— Нет. — Алексей смотрел в тёмное окно, в своё отражение, и слова шли сами. — Не начальство. Просто... делаешь вещи. Необратимые. И потом — не можешь выключить голову.
— Ну, это у всех, — сказал попутчик. — Я вот на заводе...
— Не у всех.
Что-то в его голосе — или в лице, или в том, как он держал стакан — заставило попутчика замолчать. На секунду. На две.
— Ты это... нормально? — спросил мужик. Уже — тише. Уже — с другими глазами.
— Нормально.
Попутчик кивнул. Налил себе. Про Алексея — забыл. Или сделал вид.
Через час — храпел.
Алексей лежал на верхней полке и смотрел в потолок. Трезвел. И чувствовал, как тёплая водочная вата уходит из головы, а на её место возвращается — всё. Лицо. Калькулятор. И новое — страх.
Не за себя.
Попутчик храпел внизу. Рыхлый, добрый, с дочерью и дачей. Он ничего не понял. Не мог понять. Три слова — «необратимые вещи» — и всё.
Но — если?
Если — понял? Если — вспомнит? Если — расскажет жене за ужином: «Ехал в поезде с парнем, странный такой, говорил про необратимые вещи»?
Если.
Алексей лежал и считал варианты. Привычка. Профессия. Мозг делал то, что умел лучше всего: решал задачу.

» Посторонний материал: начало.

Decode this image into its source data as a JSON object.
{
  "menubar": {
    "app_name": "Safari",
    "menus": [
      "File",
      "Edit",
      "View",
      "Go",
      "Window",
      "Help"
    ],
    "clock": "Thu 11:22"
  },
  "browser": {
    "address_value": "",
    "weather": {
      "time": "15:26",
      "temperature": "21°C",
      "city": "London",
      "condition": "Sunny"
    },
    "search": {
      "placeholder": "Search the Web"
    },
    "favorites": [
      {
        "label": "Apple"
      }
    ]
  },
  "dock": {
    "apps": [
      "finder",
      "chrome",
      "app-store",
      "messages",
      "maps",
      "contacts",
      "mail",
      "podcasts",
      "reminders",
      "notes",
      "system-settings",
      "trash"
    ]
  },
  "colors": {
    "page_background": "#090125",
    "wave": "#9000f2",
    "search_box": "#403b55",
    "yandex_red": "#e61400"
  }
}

Попутчик храпел. Одна рука свесилась с полки. На запястье — дешёвые часы, стрелки светятся в темноте.
Алексей смотрел на эту руку.
Считал.
К утру — принял решение. Нет. Не потому что добрый. Потому что — глупо. Попутчик ничего не понял. Три слова ничего не значат. Риск — минимальный.
Но он пролежал всю ночь и считал.
Вот тогда он понял: любой способ, который ослабляет контроль — любой: водка, усталость, боль, адреналин — это не выход. Это — дверь, за которой стоит попутчик с дочерью и дачей. И однажды он эту дверь не закроет.
Алексей вышел в Туле. Попутчик спал. Рука всё ещё свесилась.
Дешёвые часы. Светящиеся стрелки.
Он помнил эту руку. Тридцать второе лицо — которое он не тронул. Но мог.
— --
В двадцать шесть после очередного задания Алексей все никак не мог перестать оглядываться.
Он шёл и не видел, куда. Ноги несли сами. Улицы, переулки, дворы. Москва осенью пахнет мокрой листвой и выхлопом — и этот запах до сих пор возвращает его в тот вечер.
Он остановился у ограды школьного двора.
Не знал, почему. Просто — остановился.
За оградой — площадка. Фонарь, лавочка, турник. И — люди. Подростки. Пятеро или шестеро. Шум, смех, возня.
Алексей стоял и смотрел, и в голове — вместо привычного калькулятора — включилось что-то другое. Старое. Забытое.
Ему четырнадцать. Школьный двор. Другой двор, другой город, другая жизнь. Но фонарь такой же. И лавочка. И запах осени.
Настя Кривцова.
Он не произносил этого имени вслух больше десяти лет. Но тело помнило. Тело всегда помнит то, что голова пытается забыть.
Настя Кривцова — тонкая, высокая, с каштановыми волосами до лопаток. Она сидела на лавочке и смеялась, и у неё были ямочки на щеках, и весь мир сужался до этих ямочек.
Он подошёл. Потому что — ну, четырнадцать лет, потому что ямочки, потому что кровь стучит в ушах и ты ещё не знаешь, что бывает страх хуже физического.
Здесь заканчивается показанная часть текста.